Ce projet est ce dont l’économie américaine a besoin. Il correspond ainsi à ce que Ben Bernanke a appelé de ses vœux : stimuler l’économie à court terme, tout en équilibrant les finances publiques à long terme. Ce projet a-t-il une chance d’être voté ? Il est difficile de se prononcer. Les membres du Tea Party sont opposés à toute forme d’augmentation des dépenses. S’ils sont a priori en faveur des baisses d’impôts, le fait que les propositions émanent du Président Obama pourrait freiner leur enthousiasme.

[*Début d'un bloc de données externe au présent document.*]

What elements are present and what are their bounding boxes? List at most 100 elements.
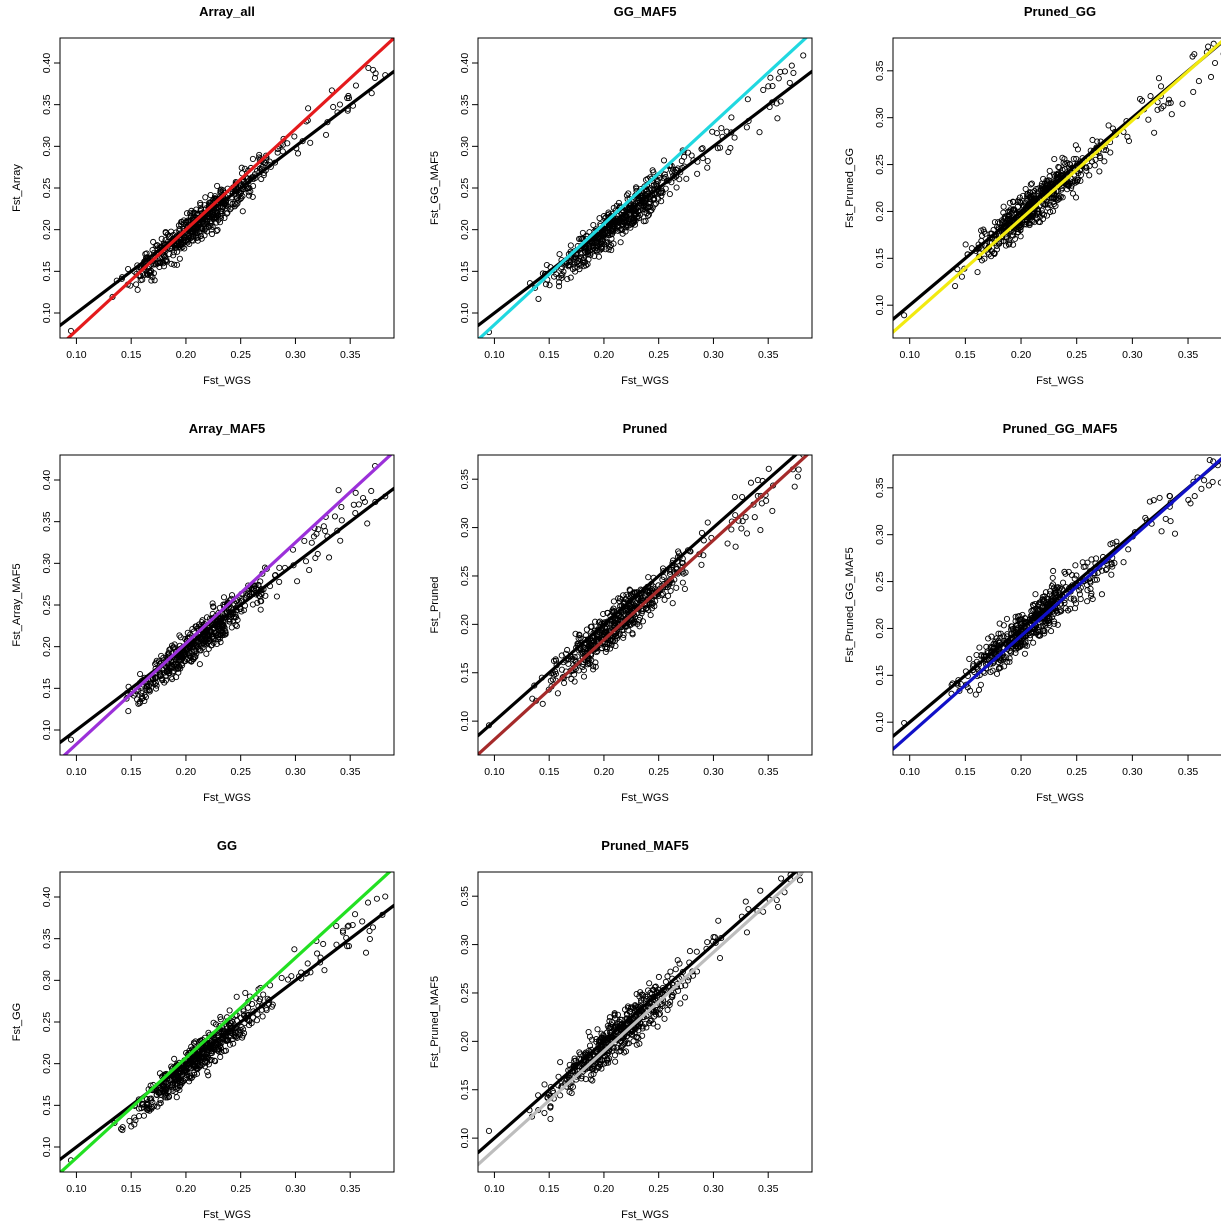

Nous ne pouvons qu’espérer que le Congrès votera, au moins, l’extension des deux mesures de soutien au revenu disponible des ménages (allongement de l’indemnisation du chômage, taux réduit de cotisations salariales). Soyons clair: s’il en était autrement, l’économie américaine connaîtrait une contraction du PIB au premier trimestre 2012. Les Américains ne peuvent tout simplement pas joindre les deux bouts sans cet argent. Un peu plus d’argent serait bienvenu, et l’ensemble du plan pourrait permettre un rebond de la croissance et donc des créations d’emplois. C’est peut être là où le bas blesse les membres du Tea Party : un recul du chômage pourrait permettre au Président Obama d’être réélu en novembre 2012. L’économie américaine dépend donc de calculs politiques. C’est affligeant.
NOTES
- Pour le premier indicateur, au chômage, on ajoute les personnes en recherche d’emploi (la réserve disponible de travailleurs). Cet indicateur un temps privilégié par Alan Greenspan a atteint 13,3 % de la population active en août 2011 (il était de 7 % fin 2000). Pour le deuxième indicateur, on ajoute au premier les personnes travaillant à temps partiel non désiré (16,2 %).
- Dans une perspective à long terme, plus la période de chômage est longue, plus la perte de qualifications est probable, rendant plus difficile le retour à l’emploi. Cela réduit le taux de participation à l’emploi et le taux de croissance potentiel du PIB.